Australia Thirsts for Water Reform
Australia plans to spend $720 million over the next 7 years to combat rising salinity that is threatening the country's agriculture and drinking water. The program, announced last month by the national government and endorsed last week by the state governments, will plant trees, promote new farming practices, and explore engineering solutions including pumping salt water back into the ocean. “Business as usual is no longer an option,” says ecologist Graham Harris, chief of land and water for the government's Commonwealth Scientific and Industrial Research Organization.
Two hundred years of channeling and damming have combined with the country's unique hydrology to exact a heavy toll, say scientists. Hydroelectric dams have turned rivers like the iconic Snowy into shallow streams studded with sandflats. The destruction of reed beds and ponds that once served as natural filters have led to heavy siltation and alga growth as well as the loss of native fish.
A new book, Running Down, by paleoenvironmentalist Mary White, has focused public attention on the problem. Australia, she writes, is “the oldest, driest, flattest, and most worn-out landscape on Earth.” For millions of years winds blew ocean and lake salt around the country—salt that could not be purged by the flat, slow-flowing rivers. Only 6% of the land is arable; much of that is now turning into salt desert.
The new National Action Plan for Salinity and Water Quality, to be spelled out next month, is to focus on 20 regions where the problems are especially severe. The Victoria and New South Wales governments are also weighing a 10-year, $160 million plan for restoring Snowy River to 28% of its predam flow.
But White says far more drastic changes are needed. Irrigation is still bleeding rivers and raising salt levels, she says, and “we're still cutting down trees in Queensland faster than in the Amazon. We've learnt nothing.”
A Japanese archaeologist has stunned the community by admitting that he planted primitive stone tools at a dig so his team could get credit for discovering the oldest stone artifacts in Japan.
On 23 October, researchers led by Shinichi Fujimura, deputy director of the private Tohoku Paleolithic Cultural Research Institute, announced finding rings of postholes and stone tool cache pits at a site in Kamitakamori, at the northern end of Honshu, Japan's main island, during this summer and fall. Volcanic ash found above the finds was dated to 570,000 years ago by paleomagnetic and thermoluminescent dating, making the structures and the tools among the oldest ever found in Japan. Fujimura, 50, is an amateur whose ability to consistently come up with important artifacts has made him famous but also aroused suspicions.
On 5 November, the Mainichi Shimbun newspaper reported that it had secretly caught Fujimura on video burying artifacts at the site earlier in October. At a press conference later that day, Fujimura admitted burying 61 of the 65 artifacts found at Kamitakamori and all 29 stone tools found earlier this year at Soshin Fudozaka, a site in Hokkaido. He says that these were the only times he had ever planted artifacts. Toshiaki Kamata, director of the institute, said other members of the team were unaware of the fraud and that the rings from the postholes and four of the artifacts are genuine. “At this point, I think we have to be pretty suspicious” about claims for the Kamitakamori site, says Peter Bleed, a professor of anthropology at the University of Nebraska, Lincoln, now on leave as a guest professor at Tohoku University Museum in Sendai. Bleed says he had been touting the importance of the site to colleagues. Now, “many of us are looking silly,” he says.
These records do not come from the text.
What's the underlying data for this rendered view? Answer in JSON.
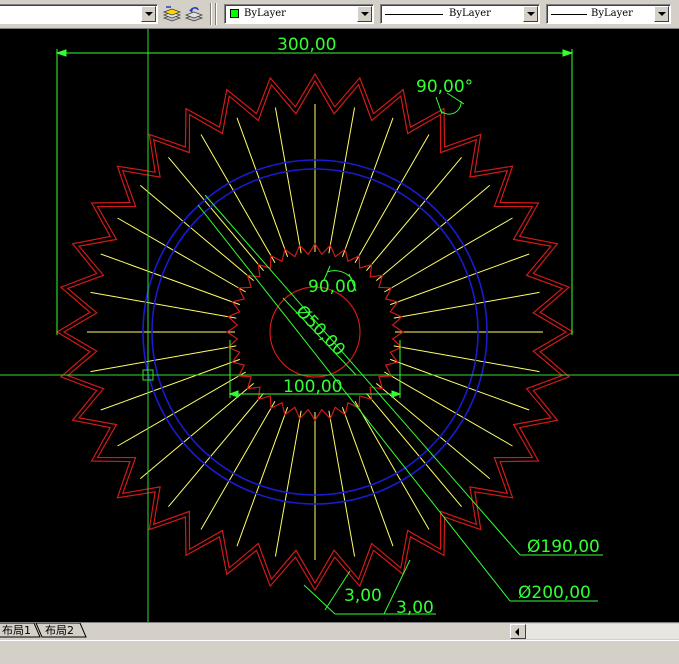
{
  "toolbar": {
    "layer_state_value": "",
    "color_combo": {
      "value": "ByLayer",
      "swatch_color": "#00ff00"
    },
    "linetype_combo": {
      "value": "ByLayer"
    },
    "lineweight_combo": {
      "value": "ByLayer"
    }
  },
  "drawing": {
    "colors": {
      "background": "#000000",
      "outer_gear": "#d01a1a",
      "spokes": "#ffff66",
      "circles": "#1a1ad0",
      "dimensions": "#33ff33",
      "crosshair": "#33dd33"
    },
    "dimensions": {
      "width_top": "300,00",
      "angle_top": "90,00°",
      "angle_inner": "90,00",
      "dia_inner": "Ø50,00",
      "width_inner": "100,00",
      "dia_190": "Ø190,00",
      "dia_200": "Ø200,00",
      "tooth_a": "3,00",
      "tooth_b": "3,00"
    }
  },
  "tabs": {
    "layout1": "布局1",
    "layout2": "布局2"
  }
}
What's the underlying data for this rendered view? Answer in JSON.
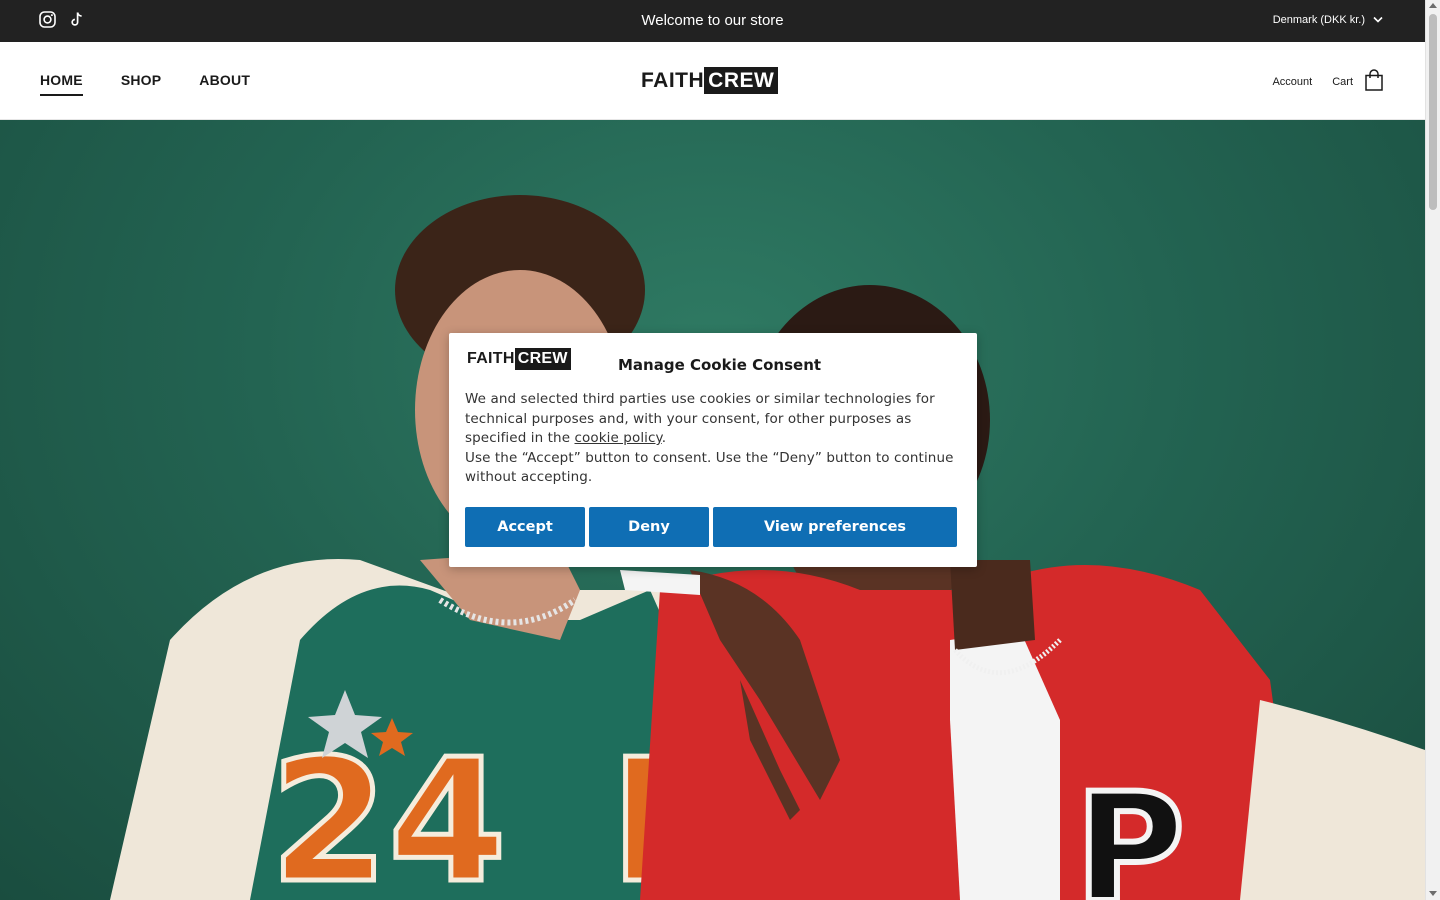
{
  "announcement": {
    "message": "Welcome to our store",
    "region": "Denmark (DKK kr.)",
    "socials": [
      "instagram-icon",
      "tiktok-icon"
    ]
  },
  "header": {
    "nav": [
      {
        "label": "HOME",
        "active": true
      },
      {
        "label": "SHOP",
        "active": false
      },
      {
        "label": "ABOUT",
        "active": false
      }
    ],
    "logo": {
      "part1": "FAITH",
      "part2": "CREW"
    },
    "account_label": "Account",
    "cart_label": "Cart"
  },
  "cookie": {
    "logo": {
      "part1": "FAITH",
      "part2": "CREW"
    },
    "title": "Manage Cookie Consent",
    "text_before_link": "We and selected third parties use cookies or similar technologies for technical purposes and, with your consent, for other purposes as specified in the ",
    "link_text": "cookie policy",
    "text_after_link": ".",
    "text_line2": "Use the “Accept” button to consent. Use the “Deny” button to continue without accepting.",
    "accept_label": "Accept",
    "deny_label": "Deny",
    "preferences_label": "View preferences"
  },
  "colors": {
    "topbar": "#222222",
    "accent_button": "#0f6eb4",
    "hero_green": "#236452",
    "jacket_red": "#d42a2a",
    "jacket_green": "#1e6e5c"
  }
}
A Defibrillator in Every Crowd
Gambling casinos may be an unusual research setting. But with lots of unhealthy middle-aged males spending long periods of time there, they provided Terence Valenzuela of the University of Arizona in Tucson with an ideal venue to test the efficacy of a new, easy-to-use, lightweight, automated defibrillator. His positive results, combined with new federal legislation to foster the use of defibrillators, offer hope of sharply improving the odds for victims of cardiac arrest.
In 30 casinos around the country, Valenzuela and colleagues trained security personnel in the use of the machines, which monitor heart rhythms and regularize them with shocks. Ventricular fibrillation—when the heart's electrical system goes haywire—is the most common cause of sudden cardiac arrest, a major killer in the U.S. and almost always lethal without immediate intervention. Unlike heart attacks, which give warning signals, Valenzuela says “cardiac arrest is when you're standing there conversing and all of a sudden you collapse in a heap and have no pulse.”
Over 32 months, the casinos treated 148 collapsed clients, 70% of them male and 105 with ventricular fibrillation. The mean time from collapse to defib was 4.4 minutes. Of those treated within 3 minutes, almost 74% survived, compared with about half of the rest. Of the 105, 56 lived to gamble again.
“Everybody in my line of work is now looking” for places, such as airplanes, retirement communities, and sports stadiums, to put defibrillators, says Valenzuela, whose report was published in the 26 October New England Journal of Medicine. Congress is hoping to speed up the trend: Last month it passed a Cardiac Arrest Survival Act that encourages the deployment of defibrillators in federal offices and limits the liability of “good Samaritans.”